Analyst Comment: The campaign shows how effective it is to target devs directly through the tools and workflows they already trust. Void Dokkaebi positions themselves to be invited in through normal hiring and collaboration processes. Once code execution happens, the rest of the intrusion looks like a standard post-compromise flow.
There’s also a scaling factor here where compromised repos and packages can extend access well beyond the initial target, especially in environments where code is reused or integrated quickly.

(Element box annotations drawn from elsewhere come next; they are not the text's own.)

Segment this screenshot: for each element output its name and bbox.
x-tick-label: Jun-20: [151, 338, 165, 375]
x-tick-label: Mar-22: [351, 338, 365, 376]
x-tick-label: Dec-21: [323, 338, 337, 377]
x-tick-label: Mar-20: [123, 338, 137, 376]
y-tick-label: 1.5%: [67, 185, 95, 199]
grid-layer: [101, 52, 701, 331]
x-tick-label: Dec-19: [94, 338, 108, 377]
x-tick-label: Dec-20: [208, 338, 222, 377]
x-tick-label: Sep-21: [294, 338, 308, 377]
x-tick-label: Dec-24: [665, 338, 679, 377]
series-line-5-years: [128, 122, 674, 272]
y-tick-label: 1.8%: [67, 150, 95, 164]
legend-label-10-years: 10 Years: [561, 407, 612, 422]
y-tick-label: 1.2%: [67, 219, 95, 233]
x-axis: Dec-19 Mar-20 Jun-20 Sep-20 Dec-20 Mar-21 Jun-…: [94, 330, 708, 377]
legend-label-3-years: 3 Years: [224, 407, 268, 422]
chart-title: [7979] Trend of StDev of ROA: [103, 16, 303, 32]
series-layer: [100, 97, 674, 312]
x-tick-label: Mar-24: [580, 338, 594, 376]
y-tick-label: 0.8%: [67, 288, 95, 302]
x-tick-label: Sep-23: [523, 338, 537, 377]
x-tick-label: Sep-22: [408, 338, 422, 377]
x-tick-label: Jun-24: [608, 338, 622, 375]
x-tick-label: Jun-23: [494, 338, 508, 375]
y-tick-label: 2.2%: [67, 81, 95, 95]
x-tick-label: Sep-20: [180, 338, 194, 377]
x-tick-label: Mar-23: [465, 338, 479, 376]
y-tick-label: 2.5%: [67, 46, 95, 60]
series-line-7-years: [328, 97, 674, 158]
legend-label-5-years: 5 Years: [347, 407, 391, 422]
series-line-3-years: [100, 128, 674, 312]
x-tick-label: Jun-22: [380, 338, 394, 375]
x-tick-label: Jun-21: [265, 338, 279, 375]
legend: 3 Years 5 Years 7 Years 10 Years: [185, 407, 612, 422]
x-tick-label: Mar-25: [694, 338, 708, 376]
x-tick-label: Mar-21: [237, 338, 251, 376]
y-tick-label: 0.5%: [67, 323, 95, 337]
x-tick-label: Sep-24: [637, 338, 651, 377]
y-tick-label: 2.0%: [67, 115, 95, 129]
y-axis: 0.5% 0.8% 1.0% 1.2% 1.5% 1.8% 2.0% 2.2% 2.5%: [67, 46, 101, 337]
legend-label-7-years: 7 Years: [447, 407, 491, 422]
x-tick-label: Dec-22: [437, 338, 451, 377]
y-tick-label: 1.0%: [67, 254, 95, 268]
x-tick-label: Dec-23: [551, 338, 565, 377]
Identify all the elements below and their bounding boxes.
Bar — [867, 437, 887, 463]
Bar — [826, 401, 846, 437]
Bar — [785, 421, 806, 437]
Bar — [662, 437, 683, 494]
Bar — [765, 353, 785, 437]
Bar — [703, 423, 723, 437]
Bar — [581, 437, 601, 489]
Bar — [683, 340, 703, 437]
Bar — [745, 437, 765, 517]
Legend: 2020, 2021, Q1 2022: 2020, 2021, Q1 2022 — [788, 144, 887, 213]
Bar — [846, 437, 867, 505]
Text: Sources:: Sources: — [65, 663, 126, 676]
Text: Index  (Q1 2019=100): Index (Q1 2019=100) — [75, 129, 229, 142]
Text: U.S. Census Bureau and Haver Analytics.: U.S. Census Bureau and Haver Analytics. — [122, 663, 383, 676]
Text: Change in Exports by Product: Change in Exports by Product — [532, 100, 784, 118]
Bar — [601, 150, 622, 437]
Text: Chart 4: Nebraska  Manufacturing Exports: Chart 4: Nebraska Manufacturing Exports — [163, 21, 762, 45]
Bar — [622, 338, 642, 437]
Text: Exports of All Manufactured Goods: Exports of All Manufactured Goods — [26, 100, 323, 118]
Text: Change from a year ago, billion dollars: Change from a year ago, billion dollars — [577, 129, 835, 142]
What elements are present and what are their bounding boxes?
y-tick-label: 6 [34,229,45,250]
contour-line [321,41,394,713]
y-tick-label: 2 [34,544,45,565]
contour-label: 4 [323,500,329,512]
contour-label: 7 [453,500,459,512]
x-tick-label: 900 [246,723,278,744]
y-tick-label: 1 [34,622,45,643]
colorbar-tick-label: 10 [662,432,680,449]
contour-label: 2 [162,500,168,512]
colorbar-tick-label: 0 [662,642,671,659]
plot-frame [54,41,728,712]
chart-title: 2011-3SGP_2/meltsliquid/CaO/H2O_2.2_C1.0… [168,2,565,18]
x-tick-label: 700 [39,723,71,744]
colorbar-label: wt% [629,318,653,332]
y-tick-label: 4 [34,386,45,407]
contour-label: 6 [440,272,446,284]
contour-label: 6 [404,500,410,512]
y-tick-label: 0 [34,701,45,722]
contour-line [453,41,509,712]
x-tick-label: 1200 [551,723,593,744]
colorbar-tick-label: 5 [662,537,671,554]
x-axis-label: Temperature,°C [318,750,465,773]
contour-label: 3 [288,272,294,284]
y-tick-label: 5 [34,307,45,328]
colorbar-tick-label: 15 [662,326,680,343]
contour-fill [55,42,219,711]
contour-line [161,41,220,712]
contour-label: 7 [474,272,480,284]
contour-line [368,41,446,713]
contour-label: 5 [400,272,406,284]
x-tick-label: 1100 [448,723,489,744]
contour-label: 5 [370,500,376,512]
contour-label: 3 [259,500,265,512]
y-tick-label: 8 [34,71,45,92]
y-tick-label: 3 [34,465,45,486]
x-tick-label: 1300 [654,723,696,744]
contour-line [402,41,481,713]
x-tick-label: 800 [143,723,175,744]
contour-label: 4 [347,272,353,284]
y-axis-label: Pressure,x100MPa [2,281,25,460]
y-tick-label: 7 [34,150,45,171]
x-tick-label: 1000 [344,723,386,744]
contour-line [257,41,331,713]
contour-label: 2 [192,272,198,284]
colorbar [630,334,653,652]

That turns a single successful lure into broader supply chain exposure.
This mirrors parallel activity from BlueNoroff described above, which is targeting the same sector through direct social engineering and identity-based access. Taken together, these campaigns show DPRK actors approaching the same problem from different angles: one focused on individuals, the other on the environments they build and operate in.